Sold to Iran Russian “Laser Guns” that Enriches Uranium
While Iranian president Mohamed Khatami was assuring the world that developing a nuclear weapon would be contrary to Iran’s articles of Islamic faith, DEBKA-Net-Weekly discovered that in the second week of July, unmarked Russian military transports delivered to Iran “laser guns”, large pieces of machinery capable of enriching uranium.
Details of how this apparatus works are a closely held secret, but our intelligence sources are assured that it is one of Russia’s most advanced pieces of equipment. A second delivery was made last week on August 1 and 2, along with Russian technicians to assemble the gun and teach Iranian nuclear technicians how to use it.

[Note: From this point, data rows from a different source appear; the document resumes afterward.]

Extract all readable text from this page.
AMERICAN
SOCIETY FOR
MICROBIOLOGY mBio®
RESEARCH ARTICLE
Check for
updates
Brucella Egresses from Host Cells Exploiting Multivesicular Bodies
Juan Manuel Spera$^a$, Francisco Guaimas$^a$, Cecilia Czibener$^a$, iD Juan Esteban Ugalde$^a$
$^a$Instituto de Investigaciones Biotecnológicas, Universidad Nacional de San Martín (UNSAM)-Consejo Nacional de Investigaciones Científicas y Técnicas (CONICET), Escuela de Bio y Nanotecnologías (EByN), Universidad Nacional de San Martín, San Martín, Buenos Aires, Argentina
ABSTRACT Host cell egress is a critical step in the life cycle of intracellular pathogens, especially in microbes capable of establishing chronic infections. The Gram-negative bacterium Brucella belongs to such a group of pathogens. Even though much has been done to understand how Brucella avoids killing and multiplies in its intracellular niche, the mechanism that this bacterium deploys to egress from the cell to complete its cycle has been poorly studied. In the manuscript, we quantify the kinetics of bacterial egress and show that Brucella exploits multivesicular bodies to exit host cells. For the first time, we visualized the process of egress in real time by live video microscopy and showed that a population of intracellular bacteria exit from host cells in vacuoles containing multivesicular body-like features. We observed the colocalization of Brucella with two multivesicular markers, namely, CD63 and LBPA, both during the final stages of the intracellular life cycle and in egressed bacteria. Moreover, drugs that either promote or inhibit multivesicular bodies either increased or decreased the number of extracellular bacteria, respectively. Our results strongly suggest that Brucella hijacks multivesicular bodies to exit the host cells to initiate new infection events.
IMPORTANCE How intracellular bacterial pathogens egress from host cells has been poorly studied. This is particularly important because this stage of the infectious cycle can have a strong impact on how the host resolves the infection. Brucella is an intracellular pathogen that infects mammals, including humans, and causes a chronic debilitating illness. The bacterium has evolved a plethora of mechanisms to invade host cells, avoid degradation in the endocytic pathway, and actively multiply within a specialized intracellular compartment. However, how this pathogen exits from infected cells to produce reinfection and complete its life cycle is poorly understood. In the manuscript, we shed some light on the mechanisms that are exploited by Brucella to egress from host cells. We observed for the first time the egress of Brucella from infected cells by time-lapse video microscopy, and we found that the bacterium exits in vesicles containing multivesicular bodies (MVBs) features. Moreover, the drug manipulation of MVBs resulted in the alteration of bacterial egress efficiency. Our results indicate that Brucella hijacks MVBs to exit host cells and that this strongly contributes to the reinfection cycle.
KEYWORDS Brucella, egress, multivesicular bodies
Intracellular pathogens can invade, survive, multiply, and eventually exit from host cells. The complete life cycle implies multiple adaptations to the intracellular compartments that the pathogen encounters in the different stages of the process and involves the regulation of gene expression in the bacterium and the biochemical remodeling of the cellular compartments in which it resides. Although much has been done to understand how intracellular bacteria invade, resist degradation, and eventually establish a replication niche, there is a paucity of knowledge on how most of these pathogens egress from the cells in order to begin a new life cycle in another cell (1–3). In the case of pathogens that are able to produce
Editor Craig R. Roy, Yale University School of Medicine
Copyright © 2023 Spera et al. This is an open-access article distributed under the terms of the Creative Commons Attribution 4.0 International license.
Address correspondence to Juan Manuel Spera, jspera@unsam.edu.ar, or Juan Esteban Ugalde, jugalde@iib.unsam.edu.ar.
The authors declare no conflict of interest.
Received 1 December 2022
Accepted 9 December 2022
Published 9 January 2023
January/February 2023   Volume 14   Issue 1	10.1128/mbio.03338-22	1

According to the information obtained by DEBKA-Net-Weekly, “laser guns” have been installed at two of Iran’s uranium enrichment facilities, Natanz and Moallen Kalayeh. The latter is Iran’s most secluded subterranean nuclear plant, buried under the Albroz Mountains 40 km north of Tehran. In its tall tunnels, Iran carries out its most secret tests. Tehran has never admitted to this site’s existence.

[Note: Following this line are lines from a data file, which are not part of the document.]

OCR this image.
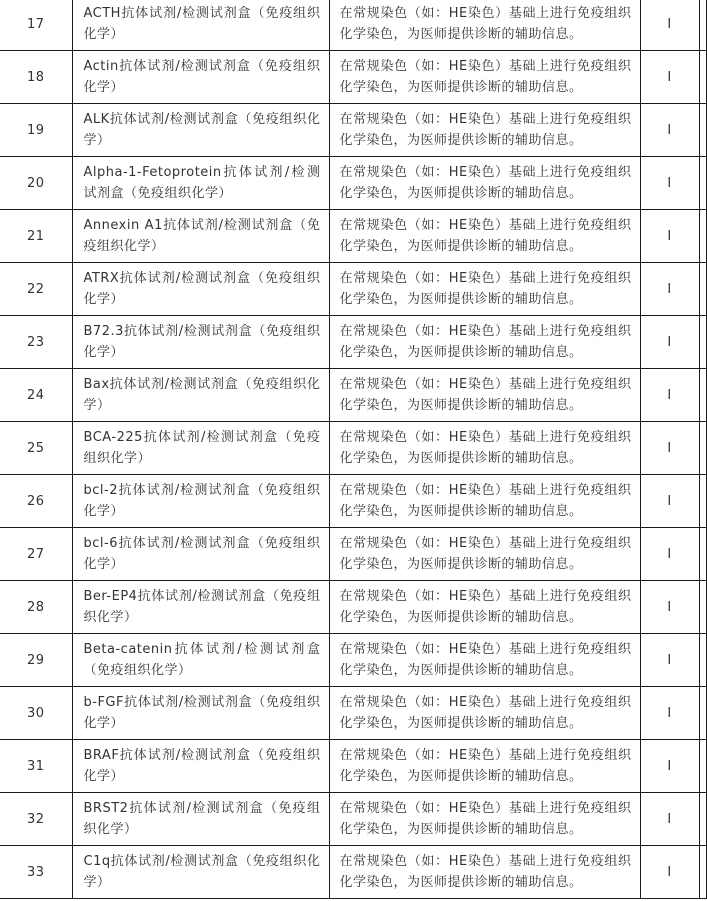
17	ACTH抗体试剂/检测试剂盒（免疫组织化学）	在常规染色（如：HE染色）基础上进行免疫组织化学染色，为医师提供诊断的辅助信息。	I	
18	Actin抗体试剂/检测试剂盒（免疫组织化学）	在常规染色（如：HE染色）基础上进行免疫组织化学染色，为医师提供诊断的辅助信息。	I	
19	ALK抗体试剂/检测试剂盒（免疫组织化学）	在常规染色（如：HE染色）基础上进行免疫组织化学染色，为医师提供诊断的辅助信息。	I	
20	Alpha-1-Fetoprotein抗体试剂/检测试剂盒（免疫组织化学）	在常规染色（如：HE染色）基础上进行免疫组织化学染色，为医师提供诊断的辅助信息。	I	
21	Annexin A1抗体试剂/检测试剂盒（免疫组织化学）	在常规染色（如：HE染色）基础上进行免疫组织化学染色，为医师提供诊断的辅助信息。	I	
22	ATRX抗体试剂/检测试剂盒（免疫组织化学）	在常规染色（如：HE染色）基础上进行免疫组织化学染色，为医师提供诊断的辅助信息。	I	
23	B72.3抗体试剂/检测试剂盒（免疫组织化学）	在常规染色（如：HE染色）基础上进行免疫组织化学染色，为医师提供诊断的辅助信息。	I	
24	Bax抗体试剂/检测试剂盒（免疫组织化学）	在常规染色（如：HE染色）基础上进行免疫组织化学染色，为医师提供诊断的辅助信息。	I	
25	BCA-225抗体试剂/检测试剂盒（免疫组织化学）	在常规染色（如：HE染色）基础上进行免疫组织化学染色，为医师提供诊断的辅助信息。	I	
26	bcl-2抗体试剂/检测试剂盒（免疫组织化学）	在常规染色（如：HE染色）基础上进行免疫组织化学染色，为医师提供诊断的辅助信息。	I	
27	bcl-6抗体试剂/检测试剂盒（免疫组织化学）	在常规染色（如：HE染色）基础上进行免疫组织化学染色，为医师提供诊断的辅助信息。	I	
28	Ber-EP4抗体试剂/检测试剂盒（免疫组织化学）	在常规染色（如：HE染色）基础上进行免疫组织化学染色，为医师提供诊断的辅助信息。	I	
29	Beta-catenin抗体试剂/检测试剂盒（免疫组织化学）	在常规染色（如：HE染色）基础上进行免疫组织化学染色，为医师提供诊断的辅助信息。	I	
30	b-FGF抗体试剂/检测试剂盒（免疫组织化学）	在常规染色（如：HE染色）基础上进行免疫组织化学染色，为医师提供诊断的辅助信息。	I	
31	BRAF抗体试剂/检测试剂盒（免疫组织化学）	在常规染色（如：HE染色）基础上进行免疫组织化学染色，为医师提供诊断的辅助信息。	I	
32	BRST2抗体试剂/检测试剂盒（免疫组织化学）	在常规染色（如：HE染色）基础上进行免疫组织化学染色，为医师提供诊断的辅助信息。	I	
33	C1q抗体试剂/检测试剂盒（免疫组织化学）	在常规染色（如：HE染色）基础上进行免疫组织化学染色，为医师提供诊断的辅助信息。	I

Moallen Kalayeh used to be a small rural village. Today it is a closed township populated by hundreds of scientists and technicians. It is also one of the most heavily protected places in the country. Some of the Russian technicians who accompanied the “laser gun” are still there. The fact that the Iranians began operating the new equipment at top speed indicates that they are at the peak of their efforts to build up a stock of enriched uranium sufficient for a nuclear device before September 9, when the Nuclear Atomic Energy Agency’s directors convene in Vienna to review their nuclear program. Tehran is also racing against the clock to forestall the US-North Korean talks on Pyongyang’s nuclear program, due to begin next fall with China, Japan, Russia and South Korea participating.
Iran is making sure than none of these international events will stand in the way of it attaining a nuclear weapon.
Our Moscow sources quote Russian military circles as asserting that the “laser gun” could not have been consigned to Iran without the approval of President Vladimir Putin. This would be a ploy to get round his promise to President George W. Bush not to send Iran spent nuclear rods to fuel the Bushehr nuclear reactor and a way of compensating Iran for this failure.